The man gazed at the stone in wonder. It was a diamond, probably the largest diamond in the world – as large as a person’s head. He took the diamond and walked away. But all night he tossed about in bed, unable to sleep. At dawn the next day he woke the wise man and gave it back to him. 

He said, ‘Give me the wealth that lets you give away this diamond so easily.’ [ii]

Now, that’s the question, isn’t it? How do these people give up such treasure so easily?

In today’s first reading, God appears to young King Solomon in a dream, and says, ‘Ask me what I should give you.’

Now, Solomon can ask for anything at all. He can choose fabulous wealth, long life, a sharp mind, or even for his enemies to disappear. But he doesn’t ask for any of these things. What he wants is a heart full of wisdom. 

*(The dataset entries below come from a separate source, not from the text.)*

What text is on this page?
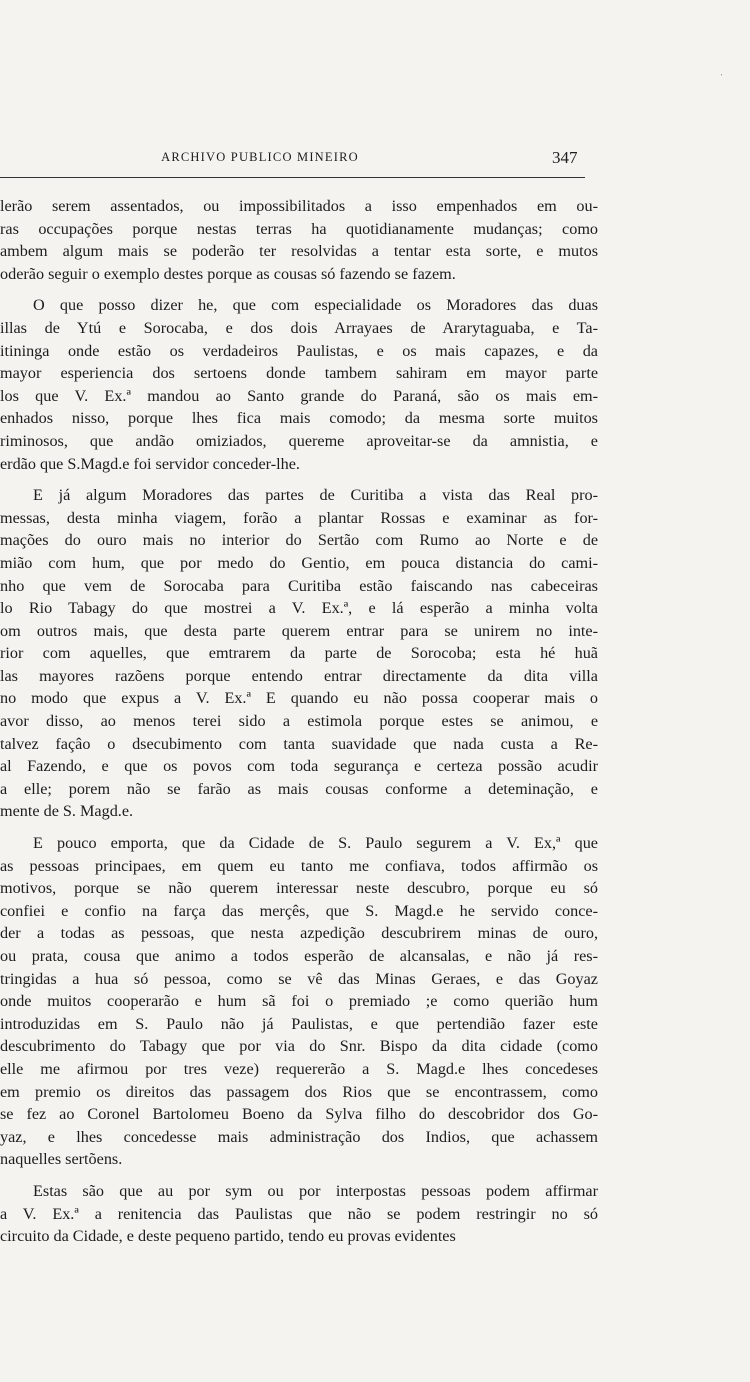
'
ARCHIVO PUBLICO MINEIRO	347
lerão serem assentados, ou impossibilitados a isso empenhados em ou-
ras occupações porque nestas terras ha quotidianamente mudanças; como
ambem algum mais se poderão ter resolvidas a tentar esta sorte, e mutos
oderão seguir o exemplo destes porque as cousas só fazendo se fazem.
O que posso dizer he, que com especialidade os Moradores das duas
illas de Ytú e Sorocaba, e dos dois Arrayaes de Ararytaguaba, e Ta-
itininga onde estão os verdadeiros Paulistas, e os mais capazes, e da
mayor esperiencia dos sertoens donde tambem sahiram em mayor parte
los que V. Ex.ª mandou ao Santo grande do Paraná, são os mais em-
enhados nisso, porque lhes fica mais comodo; da mesma sorte muitos
riminosos, que andão omiziados, quereme aproveitar-se da amnistia, e
erdão que S.Magd.e foi servidor conceder-lhe.
E já algum Moradores das partes de Curitiba a vista das Real pro-
messas, desta minha viagem, forão a plantar Rossas e examinar as for-
mações do ouro mais no interior do Sertão com Rumo ao Norte e de
mião com hum, que por medo do Gentio, em pouca distancia do cami-
nho que vem de Sorocaba para Curitiba estão faiscando nas cabeceiras
lo Rio Tabagy do que mostrei a V. Ex.ª, e lá esperão a minha volta
om outros mais, que desta parte querem entrar para se unirem no inte-
rior com aquelles, que emtrarem da parte de Sorocoba; esta hé huã
las mayores razõens porque entendo entrar directamente da dita villa
no modo que expus a V. Ex.ª E quando eu não possa cooperar mais o
avor disso, ao menos terei sido a estimola porque estes se animou, e
talvez façâo o dsecubimento com tanta suavidade que nada custa a Re-
al Fazendo, e que os povos com toda segurança e certeza possão acudir
a elle; porem não se farão as mais cousas conforme a deteminação, e
mente de S. Magd.e.
E pouco emporta, que da Cidade de S. Paulo segurem a V. Ex,ª que
as pessoas principaes, em quem eu tanto me confiava, todos affirmão os
motivos, porque se não querem interessar neste descubro, porque eu só
confiei e confio na farça das merçês, que S. Magd.e he servido conce-
der a todas as pessoas, que nesta azpedição descubrirem minas de ouro,
ou prata, cousa que animo a todos esperão de alcansalas, e não já res-
tringidas a hua só pessoa, como se vê das Minas Geraes, e das Goyaz
onde muitos cooperarão e hum sã foi o premiado ;e como querião hum
introduzidas em S. Paulo não já Paulistas, e que pertendião fazer este
descubrimento do Tabagy que por via do Snr. Bispo da dita cidade (como
elle me afirmou por tres veze) requererão a S. Magd.e lhes concedeses
em premio os direitos das passagem dos Rios que se encontrassem, como
se fez ao Coronel Bartolomeu Boeno da Sylva filho do descobridor dos Go-
yaz, e lhes concedesse mais administração dos Indios, que achassem
naquelles sertõens.
Estas são que au por sym ou por interpostas pessoas podem affirmar
a V. Ex.ª a renitencia das Paulistas que não se podem restringir no só
circuito da Cidade, e deste pequeno partido, tendo eu provas evidentes
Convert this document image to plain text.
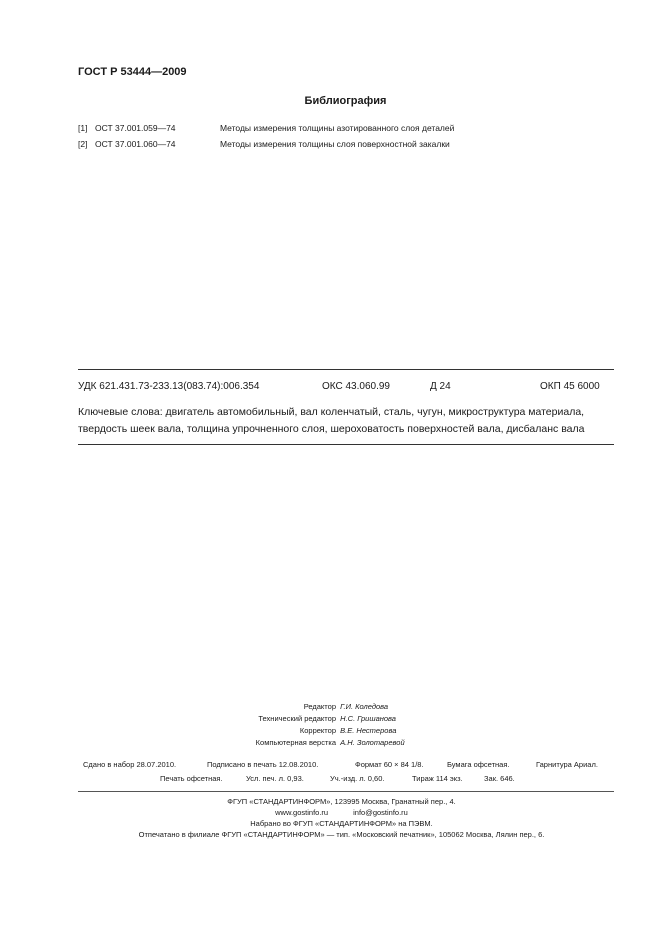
ГОСТ Р 53444—2009
Библиография
[1] ОСТ 37.001.059—74	Методы измерения толщины азотированного слоя деталей
[2] ОСТ 37.001.060—74	Методы измерения толщины слоя поверхностной закалки
УДК 621.431.73-233.13(083.74):006.354	ОКС 43.060.99	Д 24	ОКП 45 6000
Ключевые слова: двигатель автомобильный, вал коленчатый, сталь, чугун, микроструктура материала,
твердость шеек вала, толщина упрочненного слоя, шероховатость поверхностей вала, дисбаланс вала
Редактор Г.И. Коледова
Технический редактор Н.С. Гришанова
Корректор В.Е. Нестерова
Компьютерная верстка А.Н. Золотаревой
Сдано в набор 28.07.2010.	Подписано в печать 12.08.2010.	Формат 60 × 84 1/8.	Бумага офсетная.	Гарнитура Ариал.
Печать офсетная.	Усл. печ. л. 0,93.	Уч.-изд. л. 0,60.	Тираж 114 экз.	Зак. 646.
ФГУП «СТАНДАРТИНФОРМ», 123995 Москва, Гранатный пер., 4.
www.gostinfo.ru	info@gostinfo.ru
Набрано во ФГУП «СТАНДАРТИНФОРМ» на ПЭВМ.
Отпечатано в филиале ФГУП «СТАНДАРТИНФОРМ» — тип. «Московский печатник», 105062 Москва, Лялин пер., 6.
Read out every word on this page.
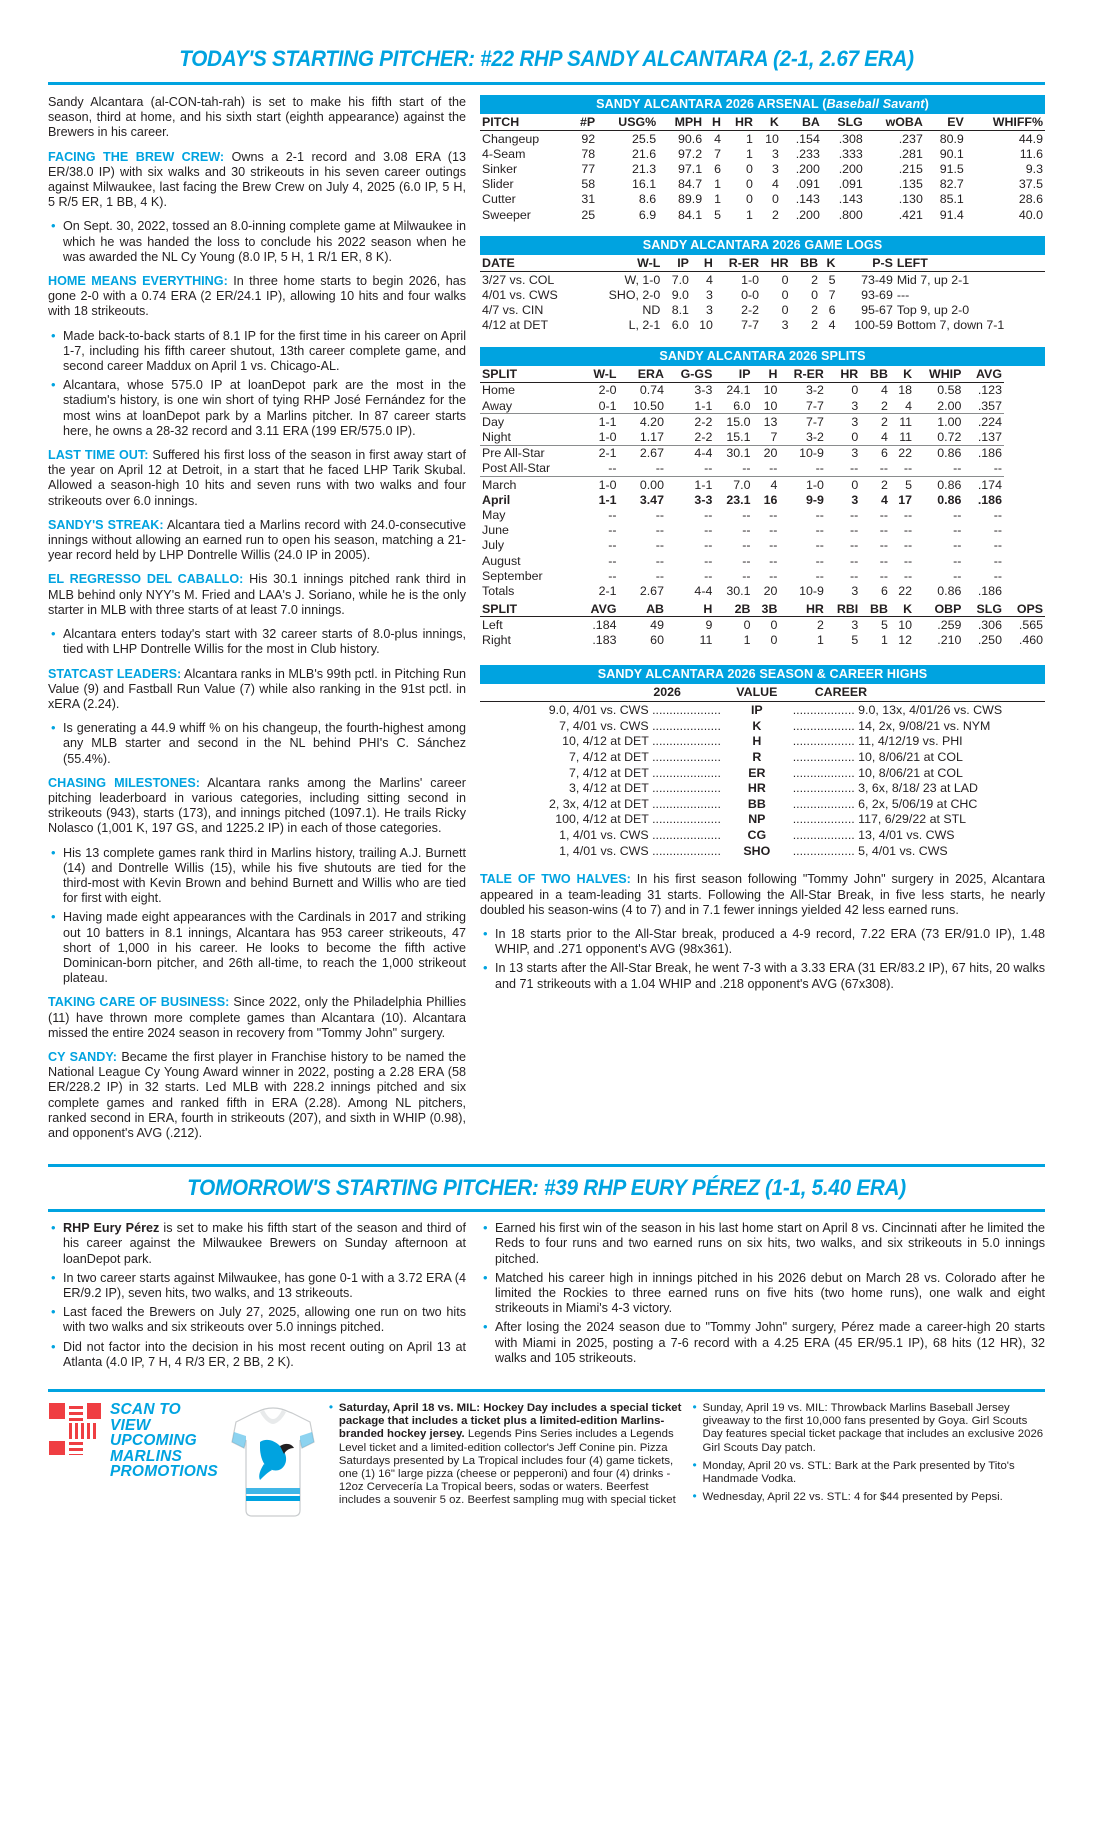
TODAY'S STARTING PITCHER: #22 RHP SANDY ALCANTARA (2-1, 2.67 ERA)

Sandy Alcantara (al-CON-tah-rah) is set to make his fifth start of the season, third at home, and his sixth start (eighth appearance) against the Brewers in his career.

FACING THE BREW CREW: Owns a 2-1 record and 3.08 ERA (13 ER/38.0 IP) with six walks and 30 strikeouts in his seven career outings against Milwaukee, last facing the Brew Crew on July 4, 2025 (6.0 IP, 5 H, 5 R/5 ER, 1 BB, 4 K).

• On Sept. 30, 2022, tossed an 8.0-inning complete game at Milwaukee in which he was handed the loss to conclude his 2022 season when he was awarded the NL Cy Young (8.0 IP, 5 H, 1 R/1 ER, 8 K).

HOME MEANS EVERYTHING: In three home starts to begin 2026, has gone 2-0 with a 0.74 ERA (2 ER/24.1 IP), allowing 10 hits and four walks with 18 strikeouts.

• Made back-to-back starts of 8.1 IP for the first time in his career on April 1-7, including his fifth career shutout, 13th career complete game, and second career Maddux on April 1 vs. Chicago-AL.
• Alcantara, whose 575.0 IP at loanDepot park are the most in the stadium's history, is one win short of tying RHP José Fernández for the most wins at loanDepot park by a Marlins pitcher. In 87 career starts here, he owns a 28-32 record and 3.11 ERA (199 ER/575.0 IP).

LAST TIME OUT: Suffered his first loss of the season in first away start of the year on April 12 at Detroit, in a start that he faced LHP Tarik Skubal. Allowed a season-high 10 hits and seven runs with two walks and four strikeouts over 6.0 innings.

SANDY'S STREAK: Alcantara tied a Marlins record with 24.0-consecutive innings without allowing an earned run to open his season, matching a 21-year record held by LHP Dontrelle Willis (24.0 IP in 2005).

EL REGRESSO DEL CABALLO: His 30.1 innings pitched rank third in MLB behind only NYY's M. Fried and LAA's J. Soriano, while he is the only starter in MLB with three starts of at least 7.0 innings.

• Alcantara enters today's start with 32 career starts of 8.0-plus innings, tied with LHP Dontrelle Willis for the most in Club history.

STATCAST LEADERS: Alcantara ranks in MLB's 99th pctl. in Pitching Run Value (9) and Fastball Run Value (7) while also ranking in the 91st pctl. in xERA (2.24).

• Is generating a 44.9 whiff % on his changeup, the fourth-highest among any MLB starter and second in the NL behind PHI's C. Sánchez (55.4%).

CHASING MILESTONES: Alcantara ranks among the Marlins' career pitching leaderboard in various categories, including sitting second in strikeouts (943), starts (173), and innings pitched (1097.1). He trails Ricky Nolasco (1,001 K, 197 GS, and 1225.2 IP) in each of those categories.

• His 13 complete games rank third in Marlins history, trailing A.J. Burnett (14) and Dontrelle Willis (15), while his five shutouts are tied for the third-most with Kevin Brown and behind Burnett and Willis who are tied for first with eight.
• Having made eight appearances with the Cardinals in 2017 and striking out 10 batters in 8.1 innings, Alcantara has 953 career strikeouts, 47 short of 1,000 in his career. He looks to become the fifth active Dominican-born pitcher, and 26th all-time, to reach the 1,000 strikeout plateau.

TAKING CARE OF BUSINESS: Since 2022, only the Philadelphia Phillies (11) have thrown more complete games than Alcantara (10). Alcantara missed the entire 2024 season in recovery from "Tommy John" surgery.

CY SANDY: Became the first player in Franchise history to be named the National League Cy Young Award winner in 2022, posting a 2.28 ERA (58 ER/228.2 IP) in 32 starts. Led MLB with 228.2 innings pitched and six complete games and ranked fifth in ERA (2.28). Among NL pitchers, ranked second in ERA, fourth in strikeouts (207), and sixth in WHIP (0.98), and opponent's AVG (.212).

SANDY ALCANTARA 2026 ARSENAL (Baseball Savant)
PITCH	#P	USG%	MPH	H	HR	K	BA	SLG	wOBA	EV	WHIFF%
Changeup	92	25.5	90.6	4	1	10	.154	.308	.237	80.9	44.9
4-Seam	78	21.6	97.2	7	1	3	.233	.333	.281	90.1	11.6
Sinker	77	21.3	97.1	6	0	3	.200	.200	.215	91.5	9.3
Slider	58	16.1	84.7	1	0	4	.091	.091	.135	82.7	37.5
Cutter	31	8.6	89.9	1	0	0	.143	.143	.130	85.1	28.6
Sweeper	25	6.9	84.1	5	1	2	.200	.800	.421	91.4	40.0
SANDY ALCANTARA 2026 GAME LOGS
DATE	W-L	IP	H	R-ER	HR	BB	K	P-S	LEFT
3/27 vs. COL	W, 1-0	7.0	4	1-0	0	2	5	73-49	Mid 7, up 2-1
4/01 vs. CWS	SHO, 2-0	9.0	3	0-0	0	0	7	93-69	---
4/7 vs. CIN	ND	8.1	3	2-2	0	2	6	95-67	Top 9, up 2-0
4/12 at DET	L, 2-1	6.0	10	7-7	3	2	4	100-59	Bottom 7, down 7-1
SANDY ALCANTARA 2026 SPLITS
SPLIT	W-L	ERA	G-GS	IP	H	R-ER	HR	BB	K	WHIP	AVG	
Home	2-0	0.74	3-3	24.1	10	3-2	0	4	18	0.58	.123	
Away	0-1	10.50	1-1	6.0	10	7-7	3	2	4	2.00	.357	
Day	1-1	4.20	2-2	15.0	13	7-7	3	2	11	1.00	.224	
Night	1-0	1.17	2-2	15.1	7	3-2	0	4	11	0.72	.137	
Pre All-Star	2-1	2.67	4-4	30.1	20	10-9	3	6	22	0.86	.186	
Post All-Star	--	--	--	--	--	--	--	--	--	--	--	
March	1-0	0.00	1-1	7.0	4	1-0	0	2	5	0.86	.174	
April	1-1	3.47	3-3	23.1	16	9-9	3	4	17	0.86	.186	
May	--	--	--	--	--	--	--	--	--	--	--	
June	--	--	--	--	--	--	--	--	--	--	--	
July	--	--	--	--	--	--	--	--	--	--	--	
August	--	--	--	--	--	--	--	--	--	--	--	
September	--	--	--	--	--	--	--	--	--	--	--	
Totals	2-1	2.67	4-4	30.1	20	10-9	3	6	22	0.86	.186	
SPLIT	AVG	AB	H	2B	3B	HR	RBI	BB	K	OBP	SLG	OPS
Left	.184	49	9	0	0	2	3	5	10	.259	.306	.565
Right	.183	60	11	1	0	1	5	1	12	.210	.250	.460
SANDY ALCANTARA 2026 SEASON & CAREER HIGHS
2026	VALUE	CAREER
9.0, 4/01 vs. CWS ....................	IP	.................. 9.0, 13x, 4/01/26 vs. CWS
7, 4/01 vs. CWS ....................	K	.................. 14, 2x, 9/08/21 vs. NYM
10, 4/12 at DET ....................	H	.................. 11, 4/12/19 vs. PHI
7, 4/12 at DET ....................	R	.................. 10, 8/06/21 at COL
7, 4/12 at DET ....................	ER	.................. 10, 8/06/21 at COL
3, 4/12 at DET ....................	HR	.................. 3, 6x, 8/18/ 23 at LAD
2, 3x, 4/12 at DET ....................	BB	.................. 6, 2x, 5/06/19 at CHC
100, 4/12 at DET ....................	NP	.................. 117, 6/29/22 at STL
1, 4/01 vs. CWS ....................	CG	.................. 13, 4/01 vs. CWS
1, 4/01 vs. CWS ....................	SHO	.................. 5, 4/01 vs. CWS

TALE OF TWO HALVES: In his first season following "Tommy John" surgery in 2025, Alcantara appeared in a team-leading 31 starts. Following the All-Star Break, in five less starts, he nearly doubled his season-wins (4 to 7) and in 7.1 fewer innings yielded 42 less earned runs.

• In 18 starts prior to the All-Star break, produced a 4-9 record, 7.22 ERA (73 ER/91.0 IP), 1.48 WHIP, and .271 opponent's AVG (98x361).
• In 13 starts after the All-Star Break, he went 7-3 with a 3.33 ERA (31 ER/83.2 IP), 67 hits, 20 walks and 71 strikeouts with a 1.04 WHIP and .218 opponent's AVG (67x308).
TOMORROW'S STARTING PITCHER: #39 RHP EURY PÉREZ (1-1, 5.40 ERA)
• RHP Eury Pérez is set to make his fifth start of the season and third of his career against the Milwaukee Brewers on Sunday afternoon at loanDepot park.
• In two career starts against Milwaukee, has gone 0-1 with a 3.72 ERA (4 ER/9.2 IP), seven hits, two walks, and 13 strikeouts.
• Last faced the Brewers on July 27, 2025, allowing one run on two hits with two walks and six strikeouts over 5.0 innings pitched.
• Did not factor into the decision in his most recent outing on April 13 at Atlanta (4.0 IP, 7 H, 4 R/3 ER, 2 BB, 2 K).
• Earned his first win of the season in his last home start on April 8 vs. Cincinnati after he limited the Reds to four runs and two earned runs on six hits, two walks, and six strikeouts in 5.0 innings pitched.
• Matched his career high in innings pitched in his 2026 debut on March 28 vs. Colorado after he limited the Rockies to three earned runs on five hits (two home runs), one walk and eight strikeouts in Miami's 4-3 victory.
• After losing the 2024 season due to "Tommy John" surgery, Pérez made a career-high 20 starts with Miami in 2025, posting a 7-6 record with a 4.25 ERA (45 ER/95.1 IP), 68 hits (12 HR), 32 walks and 105 strikeouts.
SCAN TO VIEW
UPCOMING
MARLINS
PROMOTIONS
• Saturday, April 18 vs. MIL: Hockey Day includes a special ticket package that includes a ticket plus a limited-edition Marlins-branded hockey jersey. Legends Pins Series includes a Legends Level ticket and a limited-edition collector's Jeff Conine pin. Pizza Saturdays presented by La Tropical includes four (4) game tickets, one (1) 16" large pizza (cheese or pepperoni) and four (4) drinks - 12oz Cervecería La Tropical beers, sodas or waters. Beerfest includes a souvenir 5 oz. Beerfest sampling mug with special ticket
• Sunday, April 19 vs. MIL: Throwback Marlins Baseball Jersey giveaway to the first 10,000 fans presented by Goya. Girl Scouts Day features special ticket package that includes an exclusive 2026 Girl Scouts Day patch.
• Monday, April 20 vs. STL: Bark at the Park presented by Tito's Handmade Vodka.
• Wednesday, April 22 vs. STL: 4 for $44 presented by Pepsi.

Solomon wants to be a good leader, for his treasure is his people. God likes this answer and gives him a heart that’s wiser than anyone else’s in history.

In today’s Gospel there’s even more treasure. The first is in Jesus’ brief Parable of the Poor Workman. A man is ploughing a farmer’s field, when he stumbles upon some buried treasure. (That wasn’t so unusual in those days. Before the banks, people hid their valuables.) The excited workman sells everything he has to buy that field, and the treasure is all his.

The second is in Jesus’ parable about a rich merchant who finds a rare pearl and sells everything he has to possess it.

Now, what is this rare pearl, this great treasure? It’s the kingdom of God. Most people seem to think that God’s kingdom is somewhere up there, high in the sky. But God’s kingdom is not a geographical place. It’s a state of the heart. It’s the power of God’s love working in and through our hearts and lives.

It’s the most precious thing in the world.

The message from all these stories is that the greatest treasure of all isn’t diamonds or pearls or money. It’s the love of God, and it’s available to everyone, rich and poor alike. And we don’t have to go anywhere special to find it, for we can find it wherever we are. Even as we go about our daily lives.

The merchant found it after a long search. The workman found it in his day job. But like young King Solomon, we need hearts of wisdom to see and appreciate this remarkable treasure.

When we do find it, though, it will transform our lives. That’s what St Paul found on the road to Damascus. When he met Jesus, he fell off his horse and it changed his life completely. He knew he had to give up everything else to possess this great gift.  

And so it is with us. When we truly discover Jesus, our lives change, too. But to possess this treasure, we must be prepared to pay a price. That price is letting go of whatever else used to obsess us. 

‘Where your treasure is, there your heart will be also,’ Jesus tells us (Mt.6:21).  So, what is your treasure? Is it Jesus himself?

When Jesus really is your treasure, it becomes easy to give other things away. 


[i] https://www.theguardian.com/world/2016/aug/24/fisherman-hands-in-giant-pearl-he-tossed-under-the-bed-10-years-ago

[ii] De Mello, Anthony. The Song of the Bird. Doubleday, NY, 1984:140-141.